O GLOBO, porém, teve acesso a ata do conselho de administração realizada no último dia 27 de fevereiro e que comprova o aval do colegiado a contratação e mudanças em contratos de aditivos relacionados a primeira e também a segunda emissão de green bonds pela Ambipar, feita naquele mesmo mês. Essa ata não consta do site de relações com investidores.
O primeiro ponto questionado pela CVM é que a companhia tem de entregar à autarquia, na mesma data em que protocola seu pedido de recuperação judicial, os documentos que precisam acompanhar a petição. E isso não ocorreu, afirma a procuradora.

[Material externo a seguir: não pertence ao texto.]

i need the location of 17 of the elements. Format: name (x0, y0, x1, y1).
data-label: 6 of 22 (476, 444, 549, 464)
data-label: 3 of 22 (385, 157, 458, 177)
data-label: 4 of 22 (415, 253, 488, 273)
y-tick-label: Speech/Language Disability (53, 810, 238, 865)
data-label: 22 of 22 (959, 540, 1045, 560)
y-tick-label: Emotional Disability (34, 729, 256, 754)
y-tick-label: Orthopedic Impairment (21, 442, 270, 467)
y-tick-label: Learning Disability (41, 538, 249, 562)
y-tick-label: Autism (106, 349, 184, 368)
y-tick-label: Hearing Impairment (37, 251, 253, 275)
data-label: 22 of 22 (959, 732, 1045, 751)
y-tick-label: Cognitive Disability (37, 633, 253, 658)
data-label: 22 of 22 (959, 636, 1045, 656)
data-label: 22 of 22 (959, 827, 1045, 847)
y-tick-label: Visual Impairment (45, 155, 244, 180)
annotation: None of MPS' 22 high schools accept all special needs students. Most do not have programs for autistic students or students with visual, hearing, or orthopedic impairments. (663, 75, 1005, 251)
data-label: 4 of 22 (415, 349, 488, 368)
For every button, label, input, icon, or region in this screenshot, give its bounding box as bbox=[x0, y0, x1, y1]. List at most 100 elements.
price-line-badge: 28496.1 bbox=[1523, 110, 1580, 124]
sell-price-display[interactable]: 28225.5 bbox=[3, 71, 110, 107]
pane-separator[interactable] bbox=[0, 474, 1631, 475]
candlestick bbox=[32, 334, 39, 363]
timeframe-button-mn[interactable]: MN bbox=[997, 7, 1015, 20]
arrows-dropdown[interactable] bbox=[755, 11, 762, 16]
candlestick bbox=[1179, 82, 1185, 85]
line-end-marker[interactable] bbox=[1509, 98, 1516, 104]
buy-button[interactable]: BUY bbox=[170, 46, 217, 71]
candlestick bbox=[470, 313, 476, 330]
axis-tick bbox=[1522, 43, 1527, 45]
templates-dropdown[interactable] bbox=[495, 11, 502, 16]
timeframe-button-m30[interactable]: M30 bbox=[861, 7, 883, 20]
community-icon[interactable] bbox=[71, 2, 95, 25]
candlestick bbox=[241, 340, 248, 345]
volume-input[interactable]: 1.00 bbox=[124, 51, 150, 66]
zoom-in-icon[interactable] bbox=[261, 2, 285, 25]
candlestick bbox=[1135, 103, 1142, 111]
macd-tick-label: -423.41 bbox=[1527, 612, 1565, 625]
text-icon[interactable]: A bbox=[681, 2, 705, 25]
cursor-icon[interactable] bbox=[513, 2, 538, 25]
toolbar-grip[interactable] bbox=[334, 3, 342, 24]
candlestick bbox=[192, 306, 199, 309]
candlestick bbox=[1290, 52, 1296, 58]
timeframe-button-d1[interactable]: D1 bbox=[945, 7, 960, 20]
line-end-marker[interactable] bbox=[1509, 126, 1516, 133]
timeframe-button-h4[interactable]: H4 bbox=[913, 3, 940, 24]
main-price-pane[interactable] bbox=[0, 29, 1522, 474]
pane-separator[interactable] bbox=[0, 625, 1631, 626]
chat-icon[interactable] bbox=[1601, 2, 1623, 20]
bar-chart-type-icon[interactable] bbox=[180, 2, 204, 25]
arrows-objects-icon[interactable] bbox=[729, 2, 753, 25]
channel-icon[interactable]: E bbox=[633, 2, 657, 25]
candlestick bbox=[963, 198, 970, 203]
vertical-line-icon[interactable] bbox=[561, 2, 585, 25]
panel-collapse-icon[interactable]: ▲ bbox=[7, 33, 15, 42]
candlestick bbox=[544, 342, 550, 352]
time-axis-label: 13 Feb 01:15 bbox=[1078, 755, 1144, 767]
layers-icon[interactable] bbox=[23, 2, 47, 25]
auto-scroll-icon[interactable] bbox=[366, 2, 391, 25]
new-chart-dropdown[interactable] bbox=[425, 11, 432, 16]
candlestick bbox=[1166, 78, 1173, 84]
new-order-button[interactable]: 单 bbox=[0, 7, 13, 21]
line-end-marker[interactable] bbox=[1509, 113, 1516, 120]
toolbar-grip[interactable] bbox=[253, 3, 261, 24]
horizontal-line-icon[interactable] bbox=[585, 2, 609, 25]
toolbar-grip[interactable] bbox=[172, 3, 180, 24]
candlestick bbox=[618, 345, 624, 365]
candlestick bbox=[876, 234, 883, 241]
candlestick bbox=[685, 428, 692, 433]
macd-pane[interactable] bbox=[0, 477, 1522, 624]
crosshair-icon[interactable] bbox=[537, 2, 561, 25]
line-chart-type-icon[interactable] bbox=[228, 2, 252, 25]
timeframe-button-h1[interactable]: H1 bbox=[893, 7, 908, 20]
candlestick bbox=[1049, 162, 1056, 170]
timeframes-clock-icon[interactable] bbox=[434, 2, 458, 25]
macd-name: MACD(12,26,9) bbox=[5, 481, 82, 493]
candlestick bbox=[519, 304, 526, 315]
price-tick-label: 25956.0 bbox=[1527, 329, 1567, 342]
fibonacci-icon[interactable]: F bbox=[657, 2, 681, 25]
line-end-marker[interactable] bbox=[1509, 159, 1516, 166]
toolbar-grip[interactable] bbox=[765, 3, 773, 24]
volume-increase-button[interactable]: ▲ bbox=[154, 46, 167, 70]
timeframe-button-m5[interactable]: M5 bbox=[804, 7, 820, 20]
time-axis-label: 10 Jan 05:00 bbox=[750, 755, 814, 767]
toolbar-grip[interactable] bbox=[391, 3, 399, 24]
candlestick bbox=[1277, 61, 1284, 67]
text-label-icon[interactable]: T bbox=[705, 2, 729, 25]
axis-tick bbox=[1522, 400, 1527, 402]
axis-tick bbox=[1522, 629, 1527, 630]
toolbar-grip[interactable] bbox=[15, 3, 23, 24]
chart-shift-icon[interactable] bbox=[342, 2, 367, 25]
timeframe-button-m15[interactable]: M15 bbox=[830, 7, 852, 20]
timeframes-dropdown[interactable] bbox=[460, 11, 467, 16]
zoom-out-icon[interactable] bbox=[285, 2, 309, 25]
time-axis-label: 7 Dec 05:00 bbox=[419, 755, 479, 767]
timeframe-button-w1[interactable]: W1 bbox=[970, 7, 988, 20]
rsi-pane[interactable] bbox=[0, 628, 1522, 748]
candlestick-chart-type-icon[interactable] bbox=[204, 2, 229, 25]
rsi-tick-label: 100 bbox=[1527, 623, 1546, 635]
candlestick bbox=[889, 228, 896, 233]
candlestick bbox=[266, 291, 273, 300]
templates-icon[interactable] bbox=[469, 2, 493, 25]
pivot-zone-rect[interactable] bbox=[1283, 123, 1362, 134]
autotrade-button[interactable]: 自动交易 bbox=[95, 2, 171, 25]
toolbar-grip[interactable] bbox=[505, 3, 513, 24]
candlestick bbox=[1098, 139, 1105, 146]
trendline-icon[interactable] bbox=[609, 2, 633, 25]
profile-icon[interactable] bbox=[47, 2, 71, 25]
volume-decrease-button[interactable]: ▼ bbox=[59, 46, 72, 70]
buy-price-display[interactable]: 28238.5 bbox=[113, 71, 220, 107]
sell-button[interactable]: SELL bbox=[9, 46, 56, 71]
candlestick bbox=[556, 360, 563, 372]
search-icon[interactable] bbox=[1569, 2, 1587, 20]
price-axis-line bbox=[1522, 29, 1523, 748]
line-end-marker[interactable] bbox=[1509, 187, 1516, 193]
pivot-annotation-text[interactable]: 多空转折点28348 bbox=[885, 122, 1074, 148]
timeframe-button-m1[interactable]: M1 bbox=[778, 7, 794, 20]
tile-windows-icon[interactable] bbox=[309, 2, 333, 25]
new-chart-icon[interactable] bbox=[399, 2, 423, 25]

A Superintendência de Relações com Empresas (SEP) da CVM questionou a empresa, mas foi atendida “de forma parcial”, porque as demonstrações contábeis não foram apresentadas. O diretor de relações com investidores da Ambipar, segundo a petição da procuradoria federal, informou que os documentos que “não estão sujeitos a segredo de justiça” foram disponibilizados. E que, assim que esse sigilo for levantado, os documentos restritos serão apresentados.
No entendimento da CVM, a Ambipar incluiu no pacote de documentos apontados como sigilosos — como relação de nomes, remuneração e outras informações sobre funcionários — informações que deveriam obrigatoriamente ser divulgadas.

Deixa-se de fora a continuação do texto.